P. Peyrou (Théâtre Présent) : Il y a de très grands progrès à faire dans la liaison entre professionnels et amateurs. Les professionnels ont toujours eu un peu peur de la concurrence des amateurs.

M.T.Netter : Le problème à mon avis est qu’il faut d’abord augmenter les spectateurs ! Par exemple j’ai lu un reportage sur une expérience en Belgique : il y a une structure du ministère de la culture qui permet l’attribution de salles à des amateurs. On s’est aperçu que l’existence d’un travail en profondeur des amateurs avait permis d’accroître la clientèle des théâtres professionnels. Ils n’ont pas du tout vu ça comme un danger. Leur deux formes d’activité sont la constitution de relais pour faire circuler les salles, les projecteurs, le matériel, et tout un travail de liaison.

Pierre Peyrou : Mais regardez ce qui se passe ici : les moindres animateurs, dans la moindre Maison de la Culture, courent à la subvention. Ce pullulement est tragique pour nous.

Claude Besson : Les professionnels, par chômage, par insatisfaction, ont de toute façon d’eux-mêmes commencé à casser les structures traditionnelles.

Marius Balbinot : Bien sûr ; mon travail à moi, par exemple, est typiquement une imposture aux yeux du traditionalisme. Je ne peux pas payer mes comédiens autrement que sur les recettes à venir. Il ne peut plus exister de théâtre professionnel dans l’absolu. Pour le travail théâtral d’ailleurs, c’est meilleur. On a vu disparaître le cabotinage. Tout a volé en
éclats, tout est devenu possible. Mais c’est angoissant aussi : on ne voit pas naître de nouvelles structures.

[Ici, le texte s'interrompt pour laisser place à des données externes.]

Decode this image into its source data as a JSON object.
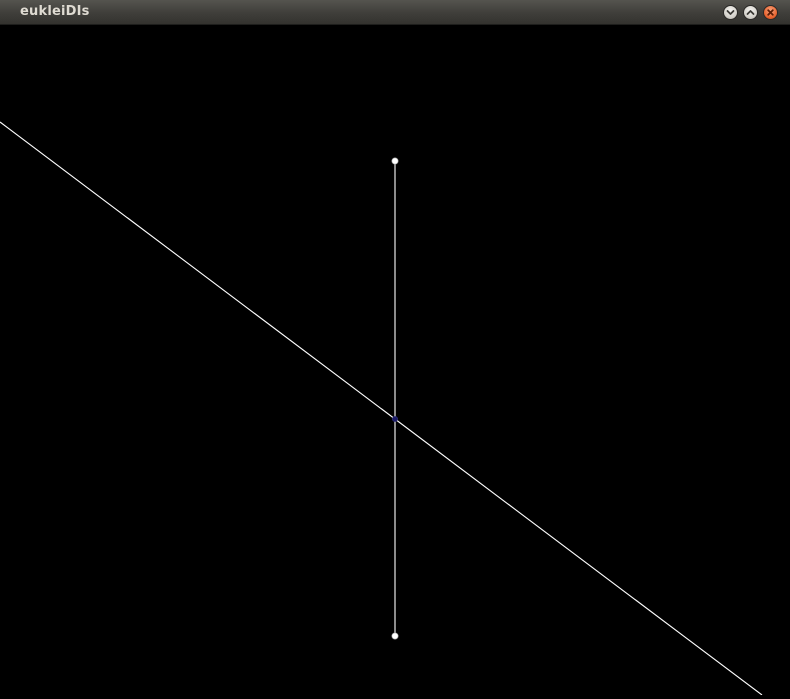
{
  "window": {
    "title": "eukleiDIs"
  },
  "controls": {
    "minimize_icon": "chevron-down-icon",
    "maximize_icon": "chevron-up-icon",
    "close_icon": "close-icon"
  },
  "colors": {
    "canvas_background": "#000000",
    "line": "#ffffff",
    "point": "#ffffff",
    "intersection_point": "#1a1a66",
    "close_button": "#e8632e"
  }
}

Tous mes comédiens doivent travailler en dehors des soirs de spectacle. Et ils veulent aussi déboucher, être connus, s’entraîner. Moi, je fais tout le reste,
et il n’y a plus de forces pour développer notre implantation dans le quartier.
Je suis en plus écrasé par les dettes…

Pierre Peyrou : Le TEP lui-même au départ n’a rien fait d’autre que travailler au pourcentage. Ce n’était pas une structure professionnelle au point de vue fric. Mais ce n’est pas le lieu du débat de se lancer dans ces méandres.

Étienne : Au contraire, c’est une des choses les plus vivantes qu’on ait entendues depuis le début ! Cela me semble important de dire que le théâtre a retrouvé ses structures artisanales !

Pierre Peyrou : Mais il faudrait des places à 300 F par spectateur ! Le théâtre artisanal a capoté faute de moyens. Il ne peut plus vivre sans recourir aux subventions. Le théâtre est en difficulté parce qu’il n’a pas su amener un nouveau public.

Marius Balbinot : Moi, je trouve au contraire que le théâtre est très vivant, qu’il éclate dans tous les sens. Il y a des excès de toute sorte, mais le théâtre est en état de recherche, il y a une pulsion de création.

Pour le public : c’est le problème de l’audio-visuel, qui en prend une partie. C’est la civilisation des loisirs qui vide : Paris les week-end.

Irène Exiga : Le public est fantasque, certes, mais l’acteur fait son public aussi avec sa façon de jouer…

Pierre Peyrou : Dans le Théâtre de l’Opprimé, le spectateur fait "son " théâtre. Mais même dans cette expérience, c’est pour une tranche d’intellectuels, c’est pas l’ouvrier ou le plombier du coin !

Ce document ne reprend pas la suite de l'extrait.